Reflecting on the past year, I am aware that I have learned as much from what is explicitly taught as what is implicitly and informally conveyed. Without having actually enrolled in a Chinese course, I have gained perspective through talking with classmates about translation in China that changes my approach to the Spanish>English translation of medical texts. The reputation of world-renowned faculty at UMass certainly helps to attract an amazing group of international students to the program, and I feel that what I learn from my classmates is as rich as what I learn through assigned reading and lectures.

Though it may seem improbable at a university of nearly 30,000 students, lively discussions during small, in-person classes are a huge part of my learning experience at UMass. In an age when online learning is becoming the norm, the value of face-to-face interaction remains as strong as ever. I have taken one online course and one independent study in this program. Both classes gave me the flexibility to do some work from home instead of making an extra two-hour roundtrip to campus, but my in-person classes are well worth the long commute. In this program, faculty members get to know their students and encourage new ideas, creativity and originality. Translation is not taught through a prescriptive approach, and students learn to think critically, problematize concepts, ask questions and engage in self-reflection.

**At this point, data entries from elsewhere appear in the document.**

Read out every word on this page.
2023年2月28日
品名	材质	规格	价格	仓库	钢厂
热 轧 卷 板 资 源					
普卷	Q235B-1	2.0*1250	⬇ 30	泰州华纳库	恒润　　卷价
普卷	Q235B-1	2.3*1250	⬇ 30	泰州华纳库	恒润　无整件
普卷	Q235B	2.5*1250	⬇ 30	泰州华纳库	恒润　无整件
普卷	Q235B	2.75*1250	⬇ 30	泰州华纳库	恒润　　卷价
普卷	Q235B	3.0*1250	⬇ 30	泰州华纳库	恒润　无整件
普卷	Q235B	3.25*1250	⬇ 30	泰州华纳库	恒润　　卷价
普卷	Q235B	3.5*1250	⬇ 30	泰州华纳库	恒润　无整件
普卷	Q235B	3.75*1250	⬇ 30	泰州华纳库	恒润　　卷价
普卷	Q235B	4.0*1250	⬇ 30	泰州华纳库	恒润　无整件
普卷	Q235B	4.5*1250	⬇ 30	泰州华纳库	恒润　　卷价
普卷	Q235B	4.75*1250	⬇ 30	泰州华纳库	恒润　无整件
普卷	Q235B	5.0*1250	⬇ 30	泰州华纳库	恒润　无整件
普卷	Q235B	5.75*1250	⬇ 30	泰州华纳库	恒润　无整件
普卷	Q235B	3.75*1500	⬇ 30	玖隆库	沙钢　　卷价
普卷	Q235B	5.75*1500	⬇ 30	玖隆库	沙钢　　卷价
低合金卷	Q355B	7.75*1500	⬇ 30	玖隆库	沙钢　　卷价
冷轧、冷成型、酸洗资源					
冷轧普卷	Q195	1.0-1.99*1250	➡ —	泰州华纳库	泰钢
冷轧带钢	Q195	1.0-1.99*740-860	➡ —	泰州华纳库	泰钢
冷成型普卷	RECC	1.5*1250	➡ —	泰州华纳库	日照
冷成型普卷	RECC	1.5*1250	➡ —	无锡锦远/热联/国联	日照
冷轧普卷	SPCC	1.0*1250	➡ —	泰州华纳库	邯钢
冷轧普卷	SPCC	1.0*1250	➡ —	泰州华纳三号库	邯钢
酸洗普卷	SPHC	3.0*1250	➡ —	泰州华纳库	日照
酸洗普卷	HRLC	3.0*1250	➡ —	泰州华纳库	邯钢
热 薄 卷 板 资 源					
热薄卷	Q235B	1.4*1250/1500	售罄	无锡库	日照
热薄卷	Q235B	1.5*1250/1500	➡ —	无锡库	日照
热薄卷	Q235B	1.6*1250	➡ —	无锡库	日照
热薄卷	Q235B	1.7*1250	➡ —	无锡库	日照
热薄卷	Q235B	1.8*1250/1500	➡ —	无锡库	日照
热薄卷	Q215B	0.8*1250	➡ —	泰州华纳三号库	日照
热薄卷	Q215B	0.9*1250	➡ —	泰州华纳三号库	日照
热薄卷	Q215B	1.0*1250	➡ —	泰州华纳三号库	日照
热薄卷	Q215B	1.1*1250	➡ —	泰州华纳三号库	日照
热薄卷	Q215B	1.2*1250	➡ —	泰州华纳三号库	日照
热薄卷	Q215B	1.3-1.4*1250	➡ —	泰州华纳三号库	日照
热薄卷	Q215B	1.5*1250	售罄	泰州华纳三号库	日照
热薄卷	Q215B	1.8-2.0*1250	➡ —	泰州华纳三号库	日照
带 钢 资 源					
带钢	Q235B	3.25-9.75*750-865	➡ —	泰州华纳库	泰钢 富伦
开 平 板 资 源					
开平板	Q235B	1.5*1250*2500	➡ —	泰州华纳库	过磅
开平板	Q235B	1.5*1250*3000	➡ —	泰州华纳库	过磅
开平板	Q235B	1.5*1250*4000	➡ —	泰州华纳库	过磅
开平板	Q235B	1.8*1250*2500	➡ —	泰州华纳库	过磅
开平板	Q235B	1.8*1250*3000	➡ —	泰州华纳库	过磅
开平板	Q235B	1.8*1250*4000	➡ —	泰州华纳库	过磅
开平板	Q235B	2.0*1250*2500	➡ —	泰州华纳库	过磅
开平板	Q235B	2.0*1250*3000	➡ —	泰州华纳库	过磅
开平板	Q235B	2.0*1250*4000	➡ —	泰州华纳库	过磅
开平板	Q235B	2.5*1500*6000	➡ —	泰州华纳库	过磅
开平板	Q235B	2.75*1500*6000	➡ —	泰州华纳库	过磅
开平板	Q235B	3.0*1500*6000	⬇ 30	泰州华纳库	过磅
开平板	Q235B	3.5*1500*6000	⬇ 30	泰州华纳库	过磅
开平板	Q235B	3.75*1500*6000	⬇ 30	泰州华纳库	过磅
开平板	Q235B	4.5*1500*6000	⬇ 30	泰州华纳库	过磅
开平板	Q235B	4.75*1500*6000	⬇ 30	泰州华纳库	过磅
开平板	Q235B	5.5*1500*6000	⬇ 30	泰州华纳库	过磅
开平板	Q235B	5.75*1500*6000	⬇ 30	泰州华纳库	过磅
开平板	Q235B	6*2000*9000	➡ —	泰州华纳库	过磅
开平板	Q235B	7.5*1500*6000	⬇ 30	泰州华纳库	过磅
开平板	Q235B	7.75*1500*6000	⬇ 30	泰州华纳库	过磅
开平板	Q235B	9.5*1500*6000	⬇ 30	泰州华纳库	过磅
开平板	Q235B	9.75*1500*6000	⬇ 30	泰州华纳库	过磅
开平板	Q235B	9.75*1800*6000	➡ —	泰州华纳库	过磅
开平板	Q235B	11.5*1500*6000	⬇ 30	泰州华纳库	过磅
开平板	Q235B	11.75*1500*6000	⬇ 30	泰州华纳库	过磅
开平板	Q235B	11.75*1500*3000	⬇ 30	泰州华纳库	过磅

In addition to courses on translation theory, practice, ethics, history and technology, the program is home to a graduate student organization (OGSCL), a multilingual literary journal (mOthertongue) and several conferences. This spring I attended the International Shakespeare conference, as well as a Graduate Student Conference in Translation Studies, both hosted by our department. My classmates and I chaired panels and presented papers, receiving feedback from faculty and networking with future colleagues from around the globe. Our Graduate Student Conference was the perfect culmination to a year filled with personal growth and professional opportunities, surrounded by inspiring translation scholars and the rolling hills of the Connecticut River Valley.

About the author:

Jocelyn Langer has recently completed her first year in the Master’s in Translation Studies program at the University of Massachusetts, with a focus in Spanish>English medical translation and a special interest in holistic approaches to both health and translation. Her B.A. is in Community Health Education, and she has worked as a health educator and as the executive director of a holistic health center in Central Massachusetts. Jocelyn has studied Italian in Italy and Spanish in Mexico and Guatemala, and traditional holistic health practices in India and Nepal.